Je me pose la question comment l'Algérie n'a pas vu émerger des champions de formule 3 ou 1 à force d'entraînements quotidiens sur nos routes et à grandeur nature au milieu de ces excités qui ne reculent devant rien. Des pilotes en herbe existent, il suffit de les détecter. Ils commencent leurs carrières très jeunes. Une fois le permis en poche, ils sont aussitôt lancés dans le bain grâce aux quatre roues acquises des mamelles de l'Ansej et de l'argent de la facilité. Au bout de quelques mois, ils acquièrent de l'expérience qui leur permettent de slalomer dans un bouchon de voitures quitte à monter sur le trottoir ou rouler sur la bande en terre brute laissant des brouillards de poussière à vous faire regretter de n'avoir pas pris votre retraite de conducteur.

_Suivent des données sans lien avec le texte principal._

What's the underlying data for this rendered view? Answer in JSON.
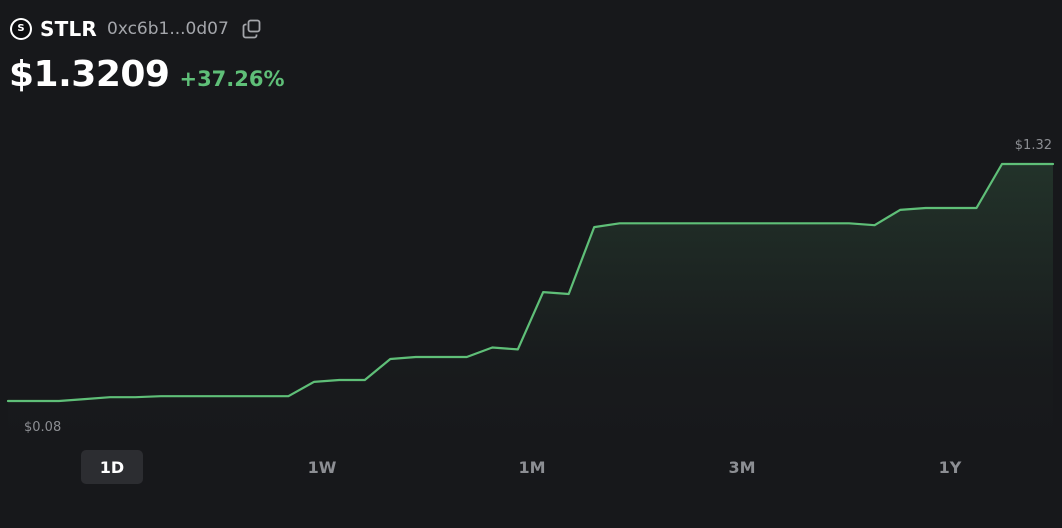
{
  "token": {
    "logo_letter": "S",
    "symbol": "STLR",
    "address": "0xc6b1...0d07"
  },
  "price": {
    "value": "$1.3209",
    "change": "+37.26%"
  },
  "colors": {
    "background": "#17181b",
    "line": "#5fbf78",
    "positive": "#5fbf78",
    "muted_text": "#8c8e93"
  },
  "chart_data": {
    "type": "line",
    "max_label": "$1.32",
    "min_label": "$0.08",
    "ylim": [
      0.08,
      1.32
    ],
    "grid": false,
    "x": [
      0,
      1,
      2,
      3,
      4,
      5,
      6,
      7,
      8,
      9,
      10,
      11,
      12,
      13,
      14,
      15,
      16,
      17,
      18,
      19,
      20,
      21,
      22,
      23,
      24,
      25,
      26,
      27,
      28,
      29,
      30,
      31,
      32,
      33,
      34,
      35,
      36,
      37,
      38,
      39,
      40,
      41
    ],
    "series": [
      {
        "values": [
          0.08,
          0.08,
          0.08,
          0.09,
          0.1,
          0.1,
          0.105,
          0.105,
          0.105,
          0.105,
          0.105,
          0.105,
          0.18,
          0.19,
          0.19,
          0.3,
          0.31,
          0.31,
          0.31,
          0.36,
          0.35,
          0.65,
          0.64,
          0.99,
          1.01,
          1.01,
          1.01,
          1.01,
          1.01,
          1.01,
          1.01,
          1.01,
          1.01,
          1.01,
          1.0,
          1.08,
          1.09,
          1.09,
          1.09,
          1.32,
          1.32,
          1.32
        ]
      }
    ]
  },
  "ranges": [
    {
      "label": "1D",
      "active": true
    },
    {
      "label": "1W",
      "active": false
    },
    {
      "label": "1M",
      "active": false
    },
    {
      "label": "3M",
      "active": false
    },
    {
      "label": "1Y",
      "active": false
    }
  ]
}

Il arrive que parfois, subitement, tout le monde ralentisse par miracle à un rythme insolite. Les conducteurs deviennent soudainement tous gentils. Pour connaître la cause, il faut regarder à gauche en face dans l'autre voie et les incessants coups de phare des automobilistes venant en sens inverse. L'interdiction est à plus de 80 km/h mais certains freinent leur allure et commencent à rouler même à moins de 60, tellement ils y tiennent à leurs poches et à leurs papiers. Après quelques centaines de mètres de trajet à la vitesse de l'escargot, vous apercevez le barrage de la gendarmerie où rares sont ceux qui sont pris au piège. On connait bien le système. Ce n'est que partie remise, le guet-apens est remis à une autre fois. Une fois le barrage dépassé et après une vingtaine de mètres, la partie reprend de plus belle. Ils retrouvent toutes leurs sensations. Ces parties de cache-cache qui n'en finissent pas. Vous avez envie de les dénoncer aux barrages suivants si vous arrivez à les identifier. Mais peine perdue. Ils se sont déjà envolés.

Pourquoi doit-on devenir réglo qu'à la vue du gendarme ou du policier en faction ? Pourquoi doit-on devenir civique qu'à la vue de l'autorité ? Pourquoi nous ne le sommes pas tout simplement par notre éducation, par une école performante comme dans les pays civilisés ? Le fait que les incessants coups de phare incessants soient nombreux, pose un problème de conscience, un problème de civisme. C'est-à-dire que nous sommes pour l'illégalité, pour le piétinement des lois sans que certains trouvent ce geste anormal.

Il faudrait que les sociologues, les psychiatres ou les politologues puissent nous l'analyser. Pourquoi les citoyens des pays développés voient une dénonciation du non-respect du code de la route comme un comportement civique alors que chez nous, il est considéré par la majorité comme une délation ? Ce qui explique sans doute une des causes de notre actuel retard.